By the Numbers: Depth comes through to end Flyers losing streak in New York

This afternoon game between the Philadelphia Flyers and New York Rangers started pretty evenly. Halfway through the first, however, Nick Schultz absorbed a very hard hit and was forced to leave the game. This hit set the table for the rest of the game.

After Luke Schenn started a fight to stand up for Schultz, the Flyers found themselves without two of their heavily rotated top-four defensemen for an extended period. The Rangers carried the play thereafter, but the Flyers weathered the storm.
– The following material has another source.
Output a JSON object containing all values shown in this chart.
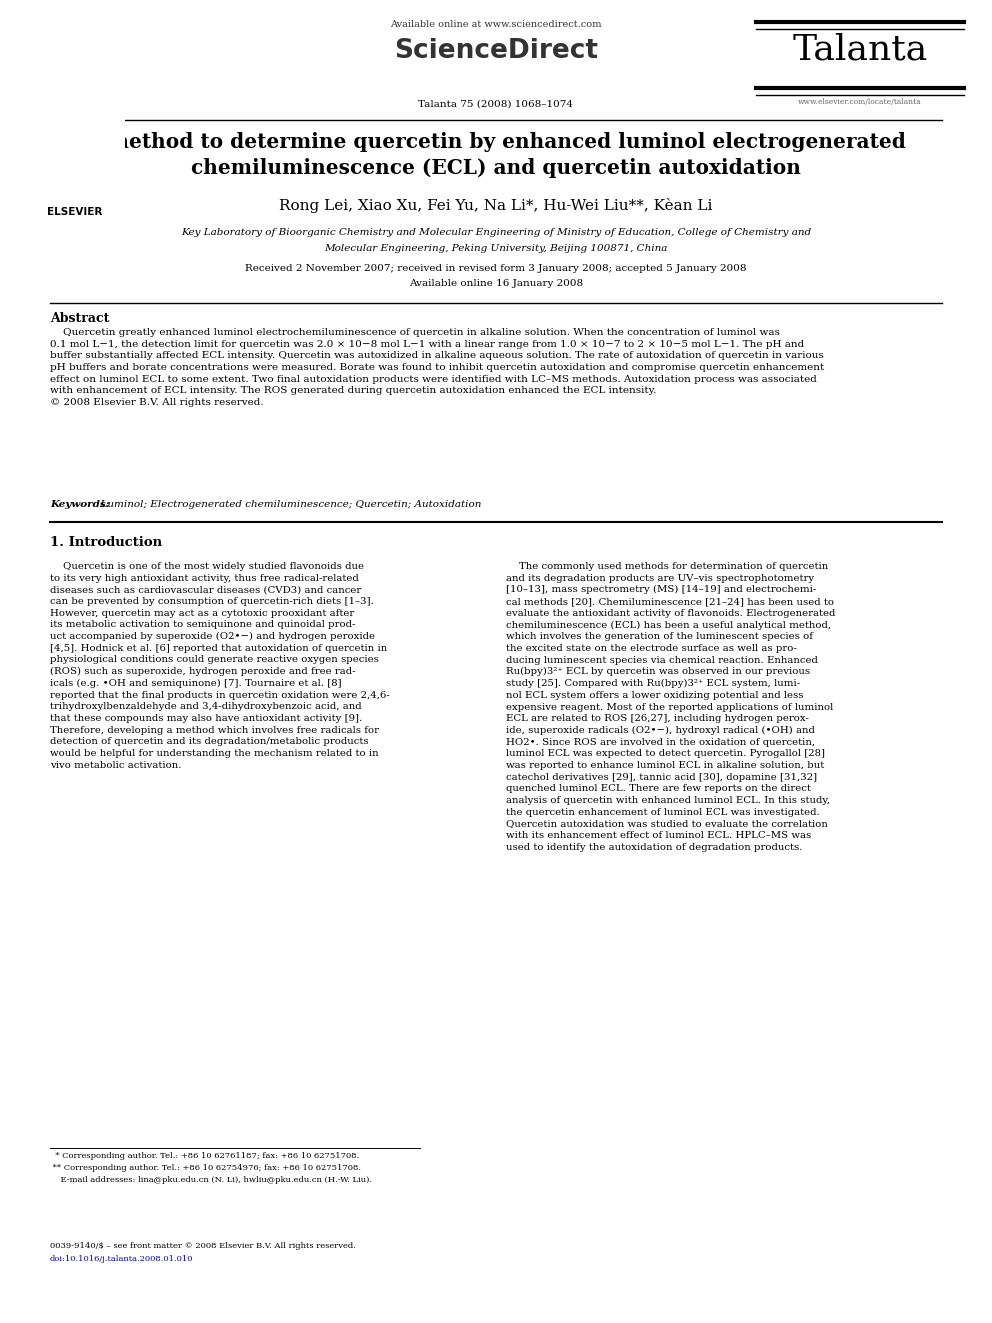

Eventually the Flyers found their footing, and when the Couturier line finally got the goal they have been deserving, the game looked very different. Ultimately the Flyers can credit their depth, both in forward scoring and defensemen adjusting on the fly to bigger roles, with ending their 10 game losing streak at Madison Square Garden.

Game Flow

Flow

Goals:

1 – 0. Simmonds (Read, Del Zotto). PHI on-ice: 14, 17, 24, 15, 22

2 – 0. Couturier (Simmonds, Laughton). PHI on-ice: 14, 17, 24, 53, 82

3 – 0. Empty net, Simmonds (unassisted). PHI on-ice: 17, 76, 78, 3, 15

Forwards

Fw

The heroes of the day were Couturier and his linemates. They led the team in ice-time, consistently created chances, and supplied all three goals. They have been deserving of this kind of result for some time.

For the Bellemare and Giroux lines, it was a similar story to recent games. The Giroux line did okay while taking on the best competition the Rangers had to offer, but was held off the scoresheet. The Bellemare line was meanwhile mediocre, again.

It is also noteworthy that the fourth line with Laughton played a few more minutes than usual. This was not necessitated by any injury, but was purely a coach's decision. The increased minutes did not change their possession percentages in any meaningful way.

Defense

D

The big story on defense was Evgeny Medvedev stepping up to play huge minutes. With Schultz missing nearly the entire game, and Schenn landing 17 penalty minutes in the same sequence, the Flyers were forced fill a lot of ice time. Medvedev plugged almost that entire burden.

Medvedev would go on to play significant minutes with every defensemen other than Del Zotto, and lead the team in 5v5 ice time. This was by far the toughest minutes he's seen this season, and even included some penalty kill time. Medvedev handled all these tests swimmingly, earning a nice possession rating, four shots, and a plus one rating. That's quite a change from being a scratch most of this month.